After another series of adventures, Aeneas arrived in Latium (la-TEE-uhm). Latium was the ancient name for a region in western Italy, southeast of Rome. Historically, it was inhabited by a group of people called the Latins, or Latini (la-TEE-nee). It appears that the Latins, who were primarily cattle-farmers, came down the Italian peninsula along with other Indo-European tribes some time before 1000 b. c. They passed by the swamps of the Italian countryside until they came to an area of seven rolling hills south of the Tiber River (TIE-buhr). There they began building simple clay huts covered in thatch. Thus began one of the most glorious cities on earth.
The saga of Aeneas went on to tell of an alliance between Latium and another group of people known to have inhabited the region in early centuries: the Etruscans (eh-TRUHS-kuhns). This combined force went up against Aeneas, who had formed an alliance of his own with a group of Greek colonists living on the seven hills of Rome. In fact the Greek colonies were well south of Rome. This part of the legend served to identify the Romans with the Greeks, as the people of Rome would continue to do throughout their history.

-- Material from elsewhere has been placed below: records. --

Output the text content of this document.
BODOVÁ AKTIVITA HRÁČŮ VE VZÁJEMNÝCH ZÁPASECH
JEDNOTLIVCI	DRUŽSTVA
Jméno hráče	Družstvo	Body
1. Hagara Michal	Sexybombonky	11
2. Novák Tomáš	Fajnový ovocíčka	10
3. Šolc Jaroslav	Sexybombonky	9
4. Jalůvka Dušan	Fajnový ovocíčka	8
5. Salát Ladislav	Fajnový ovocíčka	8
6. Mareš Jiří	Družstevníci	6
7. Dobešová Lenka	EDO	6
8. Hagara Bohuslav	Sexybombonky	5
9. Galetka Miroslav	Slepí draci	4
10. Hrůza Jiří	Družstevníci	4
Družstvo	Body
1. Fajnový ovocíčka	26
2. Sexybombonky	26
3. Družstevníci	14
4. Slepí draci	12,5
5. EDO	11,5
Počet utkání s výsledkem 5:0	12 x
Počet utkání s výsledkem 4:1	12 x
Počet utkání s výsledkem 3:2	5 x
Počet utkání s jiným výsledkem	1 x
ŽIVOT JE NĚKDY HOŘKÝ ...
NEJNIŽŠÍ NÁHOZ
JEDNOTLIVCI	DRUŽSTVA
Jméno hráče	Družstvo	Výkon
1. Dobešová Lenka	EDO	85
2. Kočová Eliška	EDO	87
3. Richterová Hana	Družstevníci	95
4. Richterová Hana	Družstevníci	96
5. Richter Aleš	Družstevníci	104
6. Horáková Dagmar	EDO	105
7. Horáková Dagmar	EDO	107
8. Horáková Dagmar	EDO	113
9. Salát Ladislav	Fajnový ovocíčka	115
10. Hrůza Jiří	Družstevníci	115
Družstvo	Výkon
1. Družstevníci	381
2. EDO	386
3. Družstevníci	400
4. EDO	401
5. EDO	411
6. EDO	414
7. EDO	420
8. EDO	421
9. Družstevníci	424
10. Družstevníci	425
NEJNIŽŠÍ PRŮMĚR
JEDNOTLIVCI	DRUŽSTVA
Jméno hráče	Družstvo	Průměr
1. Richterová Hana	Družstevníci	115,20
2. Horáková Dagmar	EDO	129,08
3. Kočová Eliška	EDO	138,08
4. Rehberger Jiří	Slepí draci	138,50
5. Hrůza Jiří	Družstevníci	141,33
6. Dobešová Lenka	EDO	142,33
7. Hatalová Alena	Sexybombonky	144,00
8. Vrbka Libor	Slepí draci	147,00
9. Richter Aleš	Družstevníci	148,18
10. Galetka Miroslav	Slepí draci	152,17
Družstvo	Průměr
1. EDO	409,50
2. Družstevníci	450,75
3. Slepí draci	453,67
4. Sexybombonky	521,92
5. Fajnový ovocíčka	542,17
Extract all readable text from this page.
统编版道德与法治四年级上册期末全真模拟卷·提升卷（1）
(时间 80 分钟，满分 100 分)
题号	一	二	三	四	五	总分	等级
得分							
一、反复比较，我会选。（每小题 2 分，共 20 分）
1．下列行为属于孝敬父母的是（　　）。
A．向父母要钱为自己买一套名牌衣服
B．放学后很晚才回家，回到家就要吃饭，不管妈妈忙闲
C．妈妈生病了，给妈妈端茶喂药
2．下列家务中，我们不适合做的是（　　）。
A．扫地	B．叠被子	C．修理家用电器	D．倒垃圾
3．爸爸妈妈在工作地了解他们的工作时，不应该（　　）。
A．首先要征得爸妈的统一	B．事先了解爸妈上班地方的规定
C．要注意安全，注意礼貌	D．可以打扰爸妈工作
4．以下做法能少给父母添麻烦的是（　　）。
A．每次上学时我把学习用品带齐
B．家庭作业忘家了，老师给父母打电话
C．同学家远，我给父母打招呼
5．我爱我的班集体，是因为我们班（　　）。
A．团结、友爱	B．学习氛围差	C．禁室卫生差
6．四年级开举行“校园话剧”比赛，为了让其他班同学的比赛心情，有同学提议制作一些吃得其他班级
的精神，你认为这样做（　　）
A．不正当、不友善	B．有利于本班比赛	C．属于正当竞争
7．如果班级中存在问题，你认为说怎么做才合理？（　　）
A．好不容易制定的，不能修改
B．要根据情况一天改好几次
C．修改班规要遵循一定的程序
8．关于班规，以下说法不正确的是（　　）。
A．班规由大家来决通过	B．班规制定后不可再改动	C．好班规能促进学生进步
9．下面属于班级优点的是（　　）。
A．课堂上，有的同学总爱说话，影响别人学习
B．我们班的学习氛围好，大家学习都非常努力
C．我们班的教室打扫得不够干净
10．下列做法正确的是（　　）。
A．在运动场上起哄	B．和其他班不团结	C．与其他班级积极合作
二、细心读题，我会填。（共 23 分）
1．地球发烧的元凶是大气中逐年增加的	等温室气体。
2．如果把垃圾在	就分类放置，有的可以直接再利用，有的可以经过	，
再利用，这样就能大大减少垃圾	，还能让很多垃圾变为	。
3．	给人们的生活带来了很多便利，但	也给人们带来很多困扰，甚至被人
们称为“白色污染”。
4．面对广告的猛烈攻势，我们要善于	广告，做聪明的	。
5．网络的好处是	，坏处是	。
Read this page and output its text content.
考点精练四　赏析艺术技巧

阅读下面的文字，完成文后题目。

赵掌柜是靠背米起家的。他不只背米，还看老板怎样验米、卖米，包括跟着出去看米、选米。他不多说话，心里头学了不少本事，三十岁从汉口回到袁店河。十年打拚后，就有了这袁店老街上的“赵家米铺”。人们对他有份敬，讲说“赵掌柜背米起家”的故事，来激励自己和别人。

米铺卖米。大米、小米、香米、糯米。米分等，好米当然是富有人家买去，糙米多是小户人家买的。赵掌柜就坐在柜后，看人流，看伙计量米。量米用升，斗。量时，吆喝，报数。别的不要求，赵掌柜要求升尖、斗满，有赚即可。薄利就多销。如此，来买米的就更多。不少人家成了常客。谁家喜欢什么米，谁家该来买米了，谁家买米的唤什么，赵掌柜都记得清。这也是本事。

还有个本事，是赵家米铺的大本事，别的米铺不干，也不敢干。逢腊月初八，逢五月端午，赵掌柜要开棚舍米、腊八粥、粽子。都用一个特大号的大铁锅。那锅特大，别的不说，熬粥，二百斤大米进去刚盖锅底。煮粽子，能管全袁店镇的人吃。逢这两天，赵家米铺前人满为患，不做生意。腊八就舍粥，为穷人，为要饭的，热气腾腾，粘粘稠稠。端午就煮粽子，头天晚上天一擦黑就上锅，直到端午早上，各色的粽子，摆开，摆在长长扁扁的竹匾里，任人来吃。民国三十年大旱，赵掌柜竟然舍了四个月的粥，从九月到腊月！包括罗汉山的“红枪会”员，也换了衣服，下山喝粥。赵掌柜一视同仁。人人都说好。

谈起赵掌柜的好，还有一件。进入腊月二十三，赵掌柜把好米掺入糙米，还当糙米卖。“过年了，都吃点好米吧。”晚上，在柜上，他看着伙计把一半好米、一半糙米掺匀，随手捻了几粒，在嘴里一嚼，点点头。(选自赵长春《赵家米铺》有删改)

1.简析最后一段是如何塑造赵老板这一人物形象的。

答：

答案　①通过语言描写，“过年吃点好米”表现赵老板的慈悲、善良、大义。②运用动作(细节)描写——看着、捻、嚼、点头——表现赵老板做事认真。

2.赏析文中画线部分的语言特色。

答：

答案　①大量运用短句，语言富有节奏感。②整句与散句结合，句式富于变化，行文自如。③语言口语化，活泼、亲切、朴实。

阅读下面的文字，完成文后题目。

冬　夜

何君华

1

Having defeated Turnus, king of Latium, Aeneas married the Latin princess Lavinia and founded a city called Lavinium in her honor. Generations later, the legends recount, another Latin princess named Rhea Silvia (REE-uh) gave birth to twin sons fathered by the war-god Mars. As punishment for violating her pledge of chastity, she was forced to abandon the twins, Romulus (RAHM-yoo-luhs) and Remus (REE-muhs), on the banks of the flooding Tiber.
But a she-wolf found them there, and she nursed them until a shepherd found the boys and raised them. In time, Romulus and Remus built a city on the seven hills. Eventually the two brothers clashed. Romulus survived and went on to give the city its name. The legend of Romulus emerged long after Rome did and was used to explain the city's name—along with its symbol, that of a wolf. The wolf symbol would prove a fitting emblem for what became the strongest, fiercest nation in the region. In time the Romans would triumph over the dominant power in Italy, the Etruscans.